Orengo claims there are two centres of power in Kenya: VIDEO

By K24Tv Team On Sun, 22 Sep, 2019 23:23 | 2 mins read
James Orengo on Punchline
Siaya Senator James Orengo when he appeared on K24's Punchline on September 22, 2019. PHOTO | GERALD ITHAE | K24
Editor's Review
    Siaya Senator James Orengo hints that the country is headed for a referendum mid next year. Orengo says BBI report will recommend a constitutional change to restructure the presidency. Senate Minority Leader says as we progress towards 2022, there will be more sharing of power.  
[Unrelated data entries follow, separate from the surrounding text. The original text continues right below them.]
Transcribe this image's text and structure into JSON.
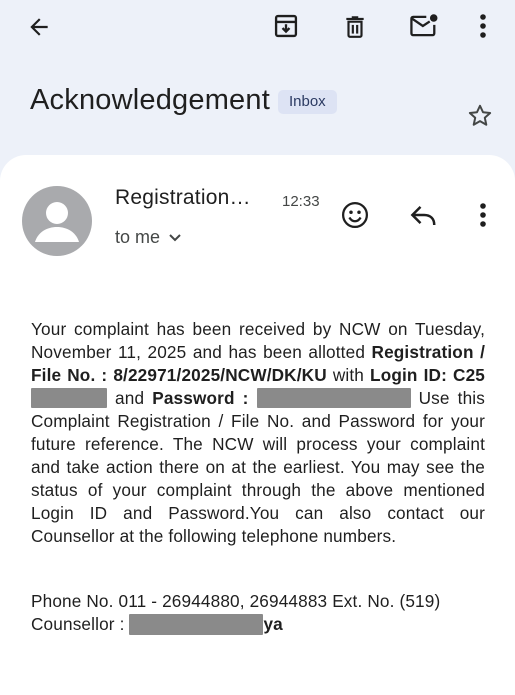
{
  "toolbar": {
    "back_icon": "arrow-back-icon",
    "archive_icon": "archive-icon",
    "delete_icon": "trash-icon",
    "mark_unread_icon": "mail-unread-icon",
    "more_icon": "more-vert-icon"
  },
  "email": {
    "subject": "Acknowledgement",
    "label": "Inbox",
    "sender": "Registration…",
    "time": "12:33",
    "recipient_line": "to me",
    "body": {
      "p1_a": "Your complaint has been received by NCW on Tuesday, November 11, 2025 and has been allotted ",
      "reg_label": "Registration / File No. : 8/22971/2025/NCW/DK/KU",
      "p1_b": " with ",
      "login_label": "Login ID: C25",
      "p1_c": " and ",
      "password_label": "Password :",
      "p1_d": " Use this Complaint Registration / File No. and Password for your future reference. The NCW will process your complaint and take action there on at the earliest. You may see the status of your complaint through the above mentioned Login ID and Password.You can also contact our Counsellor at the following telephone numbers.",
      "phone_line": "Phone No. 011 - 26944880, 26944883 Ext. No. (519)",
      "counsellor_label": "Counsellor : ",
      "counsellor_suffix": "ya"
    }
  },
  "colors": {
    "background": "#edf1f9",
    "card": "#ffffff",
    "badge_bg": "#dde3f4",
    "redaction": "#8a8a8a"
  }
}
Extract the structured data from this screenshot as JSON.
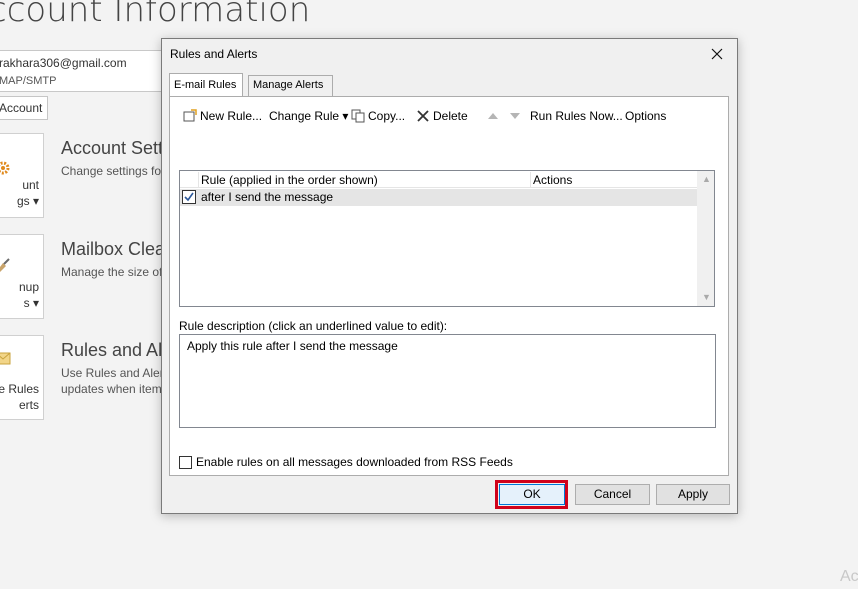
{
  "background": {
    "title": "ccount Information",
    "account_email": "rakhara306@gmail.com",
    "account_type": "MAP/SMTP",
    "add_account": "Account",
    "sections": [
      {
        "tile_line1": "unt",
        "tile_line2": "gs ▾",
        "title": "Account Sett",
        "desc1": "Change settings fo",
        "desc2": ""
      },
      {
        "tile_line1": "nup",
        "tile_line2": "s ▾",
        "title": "Mailbox Clea",
        "desc1": "Manage the size of",
        "desc2": ""
      },
      {
        "tile_line1": "e Rules",
        "tile_line2": "erts",
        "title": "Rules and Al",
        "desc1": "Use Rules and Alert",
        "desc2": "updates when item"
      }
    ],
    "watermark": "Ac"
  },
  "dialog": {
    "title": "Rules and Alerts",
    "tabs": [
      "E-mail Rules",
      "Manage Alerts"
    ],
    "toolbar": {
      "new_rule": "New Rule...",
      "change_rule": "Change Rule ▾",
      "copy": "Copy...",
      "delete": "Delete",
      "run_rules_now": "Run Rules Now...",
      "options": "Options"
    },
    "list": {
      "columns": [
        "Rule (applied in the order shown)",
        "Actions"
      ],
      "rows": [
        {
          "rule": "after I send the message",
          "checked": true
        }
      ]
    },
    "description_label": "Rule description (click an underlined value to edit):",
    "description_text": "Apply this rule after I send the message",
    "rss_label": "Enable rules on all messages downloaded from RSS Feeds",
    "buttons": {
      "ok": "OK",
      "cancel": "Cancel",
      "apply": "Apply"
    }
  },
  "colors": {
    "highlight": "#d0021b",
    "accent": "#0078d7"
  }
}
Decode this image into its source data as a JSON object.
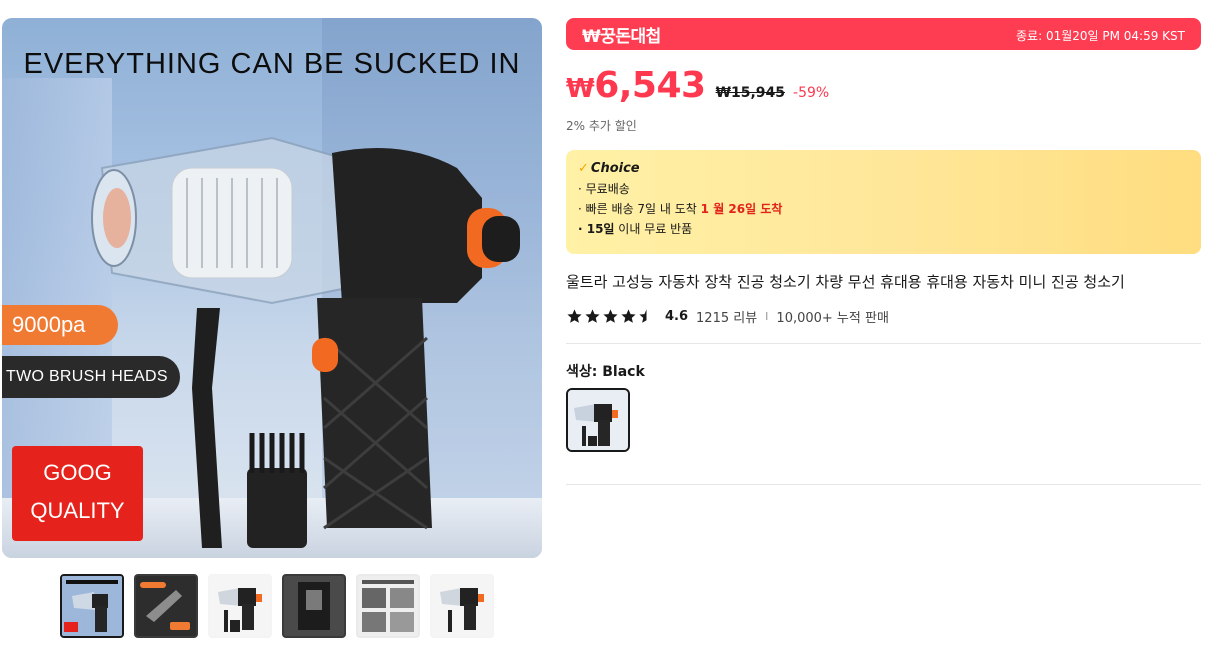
{
  "main_image": {
    "headline": "EVERYTHING CAN BE SUCKED IN",
    "badge_pressure": "9000pa",
    "badge_heads": "TWO BRUSH HEADS",
    "badge_quality_line1": "GOOG",
    "badge_quality_line2": "QUALITY"
  },
  "thumbnails": [
    {
      "name": "thumb-1",
      "active": true
    },
    {
      "name": "thumb-2",
      "active": false
    },
    {
      "name": "thumb-3",
      "active": false
    },
    {
      "name": "thumb-4",
      "active": false
    },
    {
      "name": "thumb-5",
      "active": false
    },
    {
      "name": "thumb-6",
      "active": false
    }
  ],
  "deal": {
    "logo": "₩꿍돈대첩",
    "end_time": "종료: 01월20일 PM 04:59 KST",
    "color": "#ff3d52"
  },
  "price": {
    "currency": "₩",
    "current": "6,543",
    "original": "₩15,945",
    "discount": "-59%",
    "extra_discount": "2% 추가 할인",
    "color": "#fd384f"
  },
  "choice": {
    "logo": "Choice",
    "line1": "· 무료배송",
    "line2_prefix": "· 빠른 배송 7일 내 도착 ",
    "line2_highlight": "1 월 26일 도착",
    "line3_bold": "· 15일",
    "line3_rest": " 이내  무료 반품"
  },
  "product": {
    "title": "울트라 고성능 자동차 장착 진공 청소기 차량 무선 휴대용 휴대용 자동차 미니 진공 청소기"
  },
  "rating": {
    "value": "4.6",
    "reviews": "1215 리뷰",
    "separator": "I",
    "sold": "10,000+ 누적 판매",
    "stars_filled": 4.5
  },
  "variant": {
    "label": "색상: ",
    "value": "Black"
  }
}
Siaya Senator James Orengo on Sunday claimed that there are two centres of power in Kenya, Capitol Hill where Raila Odinga operates from and State House.

Orengo revealed that President Uhuru Kenyatta consults Orange Democratic Movement leader Raila on all major decisions.

However, the Senate Minority Leader said the consultation does not extend to the implementation stage.

Orengo also hinted that the country is likely to hold a referendum mid next year, warning that Mr Kenyatta risks becoming a lame duck should a constitutional change fail to materialise.

“As we progress towards 2022, [there would] be some kind of sharing of power, if not by institutional change but by political practice,” said Orengo.

But the Siaya senator said he had not read the yet to be published Building Bridges Initiative report.

Orengo said the expected referendum is likely to change the structure of the presidency, noting that a parliamentary system is more inclusive.

Miguna Miguna

The lawyer also fired a salvo at his deported National Super Alliance colleague Miguna Miguna, telling him to toughen up and not give up his fight to return to Kenya.

“ODM has not abandoned Miguna Miguna. Nasa lawyers represented him all the way to the Court of Appeal and got orders to allow him back. And many of us have been in exile, the likes of Kirauti Murungi, Koigi wa Wamwere and Makau Mutua…toughen up,” Orengo said.

The fiery senator also did not spare the political class, accusing them of seeking easier targets such as 2022 succession politics instead of contributing to reform debates such as climate change and improving governance.

Orengo said many of the leaders now seeking the presidency sat on the sidelines during the second liberation struggle.

“The political class is happier when we are talking about 2022. But when we talk about good governance and climate change as Wangari Maathai did, they are nowhere to be seen,” said Orengo when asked about Musalia Mudavadi’s political ambitions.